Until now, most work has focused on ways of cutting the prohibitively high costs of capturing, piping away and entombing the gases under a broader U.N. goal of averting climate change such as more droughts, floods and rising sea levels.

But a legal framework was also urgently needed, in tandem with development of cheaper technologies, Mandil said.

He noted that most projects so far were small, such the Sleipner gas field off Norway where Statoil has been filtering out and reinjecting about a million tons of carbon dioxide a year since 1996 to avoid a carbon emissions tax.

6,000 SLEIPNERS

"Carbon capture and storage potential is 6 billion tons a year by 2050," he told an audience of about 200 experts. "Pay attention to the scale. That means 6,000 Sleipner projects."

Six billion tons of carbon dioxide is roughly equivalent to current emissions by top emitters the United States and China.
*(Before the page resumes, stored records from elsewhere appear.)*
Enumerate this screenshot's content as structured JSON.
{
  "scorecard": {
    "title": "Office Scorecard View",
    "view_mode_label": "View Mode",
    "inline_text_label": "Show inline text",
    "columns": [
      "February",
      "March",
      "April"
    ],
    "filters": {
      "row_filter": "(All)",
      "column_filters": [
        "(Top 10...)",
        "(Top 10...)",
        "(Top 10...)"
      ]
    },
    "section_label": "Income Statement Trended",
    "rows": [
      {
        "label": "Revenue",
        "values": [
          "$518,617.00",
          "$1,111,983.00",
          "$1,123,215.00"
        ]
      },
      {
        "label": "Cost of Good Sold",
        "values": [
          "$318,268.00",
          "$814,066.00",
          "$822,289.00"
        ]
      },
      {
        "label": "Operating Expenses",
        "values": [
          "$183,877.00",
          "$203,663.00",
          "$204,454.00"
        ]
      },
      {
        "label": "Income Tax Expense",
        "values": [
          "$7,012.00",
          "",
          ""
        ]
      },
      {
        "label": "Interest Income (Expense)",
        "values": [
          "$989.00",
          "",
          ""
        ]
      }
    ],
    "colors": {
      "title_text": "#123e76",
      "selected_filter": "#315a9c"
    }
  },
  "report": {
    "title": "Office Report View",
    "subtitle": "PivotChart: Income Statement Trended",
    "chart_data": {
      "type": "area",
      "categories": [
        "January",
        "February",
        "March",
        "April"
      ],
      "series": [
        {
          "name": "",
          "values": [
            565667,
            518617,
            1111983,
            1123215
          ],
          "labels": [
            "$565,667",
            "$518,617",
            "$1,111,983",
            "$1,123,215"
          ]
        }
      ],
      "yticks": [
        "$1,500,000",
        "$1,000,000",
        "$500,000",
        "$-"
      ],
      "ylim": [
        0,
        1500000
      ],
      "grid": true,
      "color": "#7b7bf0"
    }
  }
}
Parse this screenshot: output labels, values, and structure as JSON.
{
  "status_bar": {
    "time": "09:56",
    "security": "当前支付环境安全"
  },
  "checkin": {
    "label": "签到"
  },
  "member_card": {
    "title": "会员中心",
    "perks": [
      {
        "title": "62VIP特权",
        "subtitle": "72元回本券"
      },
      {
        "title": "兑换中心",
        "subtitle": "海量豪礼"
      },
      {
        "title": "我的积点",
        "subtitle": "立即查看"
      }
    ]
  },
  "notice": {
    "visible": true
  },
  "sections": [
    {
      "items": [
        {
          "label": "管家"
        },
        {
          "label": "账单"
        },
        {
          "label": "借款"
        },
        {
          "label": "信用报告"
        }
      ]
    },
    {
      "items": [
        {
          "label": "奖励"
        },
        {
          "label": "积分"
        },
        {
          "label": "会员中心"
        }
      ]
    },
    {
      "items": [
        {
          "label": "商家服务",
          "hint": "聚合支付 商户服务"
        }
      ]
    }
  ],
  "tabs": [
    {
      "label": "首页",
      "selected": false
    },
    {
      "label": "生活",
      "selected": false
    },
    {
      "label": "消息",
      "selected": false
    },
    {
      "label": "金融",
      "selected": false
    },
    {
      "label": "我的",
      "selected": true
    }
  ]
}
Carbon capture would help coal-fired power plants keep operating, he noted.

Mandil that there were unsolved legal questions about who would be liable in the event of leaks from carbon stores, for instance in 20, 50 or 100 years' time, and about issues such as property rights, waste and technology transfers.

The IEA issued a 140-page booklet about legal aspects of storing carbon dioxide outlining the problem but stopping short of giving clear recommendations, for instance about whether governments should assume liability for leaks in the long term.

The booklet also said that uncertainty about the rules should not block approval of new pilot projects in coming years.

"We need about 10 full-scale carbon capture and storage demonstration projects by 2015," Mandil said. "That's challenging but possible."

He praised Norway, the world's number five oil exporter, for technological advances at Sleipner and for planning to fit future gas-fired power plants with carbon capture and storage.

"Carbon capture will undoubtedly be an important part of the answer" to climate change, Norway's Oil and Energy Minister Odd Roger Enoksen said. "But the cost of carbon capture and storage has to be brought down."